Democracy Forward, the Natural Resources Defense Council, the Center for Biological Diversity, and the Humane Society of the United States and Humane Society International issued the following statement in response to the Court’s ruling in their case:
“The Court’s ruling is clear: The Trump administration has provided no reason for creating a trophy hunting council, stacking it with big game profiteers and operating it behind closed doors. IWCC members are already benefiting from the Trump administration’s rush to declare open season on the world’s lions, rhinos, and other species, and we will press forward in our efforts to shut down this illegal committee for good.”
Federal law requires government advisory panels to be in the public interest, fairly balanced, and protected against improper influence by special interests. In a near full denial of the administration’s motion to dismiss, the Court agreed that there are merits to the plaintiffs arguments, including that “[The administration] did not provide a reasoned explanation for the Council’s creation.” The Court also noted that:
- The government’s efforts to argue that the Secretary of the Interior wasn’t required to explain why the committee’s creation was in the public interest is “plainly inconsistent with the bedrock principle of administrative law requiring a reasoned explanation for agency action.”
- Plaintiffs are entitled to proceed on their claims that the membership of the panel is unfairly balanced in favor of individuals and organizations with a vested interest in trophy hunting, and lacks provisions necessary to prevent inappropriate influence by special interests.
- Plaintiffs have plausibly alleged that the Council has conducted secret meetings and unlawfully withheld access to subcommittee meetings and documents related to those meetings.
- The Council has failed to provide required transcripts for two of the four Council meetings and the available transcripts have omitted words which “not only excludes potentially relevant information, but renders the transcripts nearly incomprehensible.”
Former Dept. of Interior Secretary Ryan Zinke created the IWCC in November 2017 with a mission of promoting the benefits of international trophy hunting.
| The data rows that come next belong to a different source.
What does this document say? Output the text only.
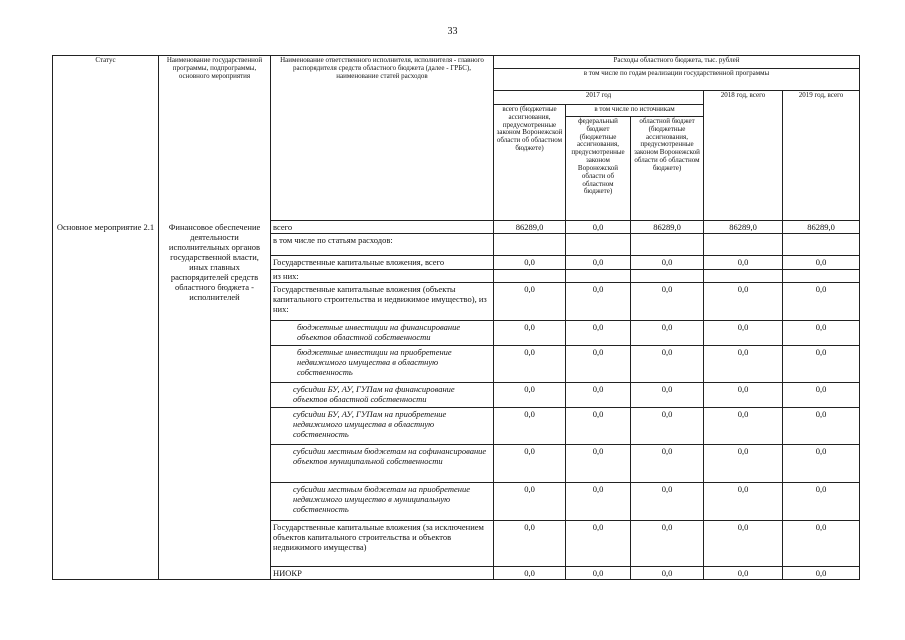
33
Статус	Наименование государственной программы, подпрограммы, основного мероприятия	Наименование ответственного исполнителя, исполнителя - главного распорядителя средств областного бюджета (далее - ГРБС), наименование статей расходов	Расходы областного бюджета, тыс. рублей				
			в том числе по годам реализации государственной программы				
			2017 год			2018 год, всего	2019 год, всего
			всего (бюджетные ассигнования, предусмотренные законом Воронежской области об областном бюджете)	в том числе по источникам			
				федеральный бюджет (бюджетные ассигнования, предусмотренные законом Воронежской области об областном бюджете)	областной бюджет (бюджетные ассигнования, предусмотренные законом Воронежской области об областном бюджете)		
Основное мероприятие 2.1	Финансовое обеспечение деятельности исполнительных органов государственной власти, иных главных распорядителей средств областного бюджета - исполнителей	всего	86289,0	0,0	86289,0	86289,0	86289,0
		в том числе по статьям расходов:					
		Государственные капитальные вложения, всего	0,0	0,0	0,0	0,0	0,0
		из них:					
		Государственные капитальные вложения (объекты капитального строительства и недвижимое имущество), из них:	0,0	0,0	0,0	0,0	0,0
		бюджетные инвестиции на финансирование объектов областной собственности	0,0	0,0	0,0	0,0	0,0
		бюджетные инвестиции на приобретение недвижимого имущества в областную собственность	0,0	0,0	0,0	0,0	0,0
		субсидии БУ, АУ, ГУПам на финансирование объектов областной собственности	0,0	0,0	0,0	0,0	0,0
		субсидии БУ, АУ, ГУПам на приобретение недвижимого имущества в областную собственность	0,0	0,0	0,0	0,0	0,0
		субсидии местным бюджетам на софинансирование объектов муниципальной собственности	0,0	0,0	0,0	0,0	0,0
		субсидии местным бюджетам на приобретение недвижимого имущество в муниципальную собственность	0,0	0,0	0,0	0,0	0,0
		Государственные капитальные вложения (за исключением объектов капитального строительства и объектов недвижимого имущества)	0,0	0,0	0,0	0,0	0,0
		НИОКР	0,0	0,0	0,0	0,0	0,0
Trump’s Dept. of Interior rejected all nominations from conservation, public interest, or science groups, and instead stacked the Council with friendly political donors, firearm manufacturers, and advocates for trophy hunting, most of whom stand to personally benefit from their work on the Council.
Recent reports revealed that John Jackson – a member of the IWCC – represents hunters who DOI permitted to import a lion and a black rhino killed in Tanzania and Namibia. In a Congressional hearing on July 18, 2019, Chairman Jared Huffman of the House Natural Resources Committee’s Subcommittee on Water, Oceans, and Wildlife referred to the IWCC as a “sham advisory committee” and noted that “clearly the administration doesn’t consider itself bound by the Federal Advisory Committee Act.”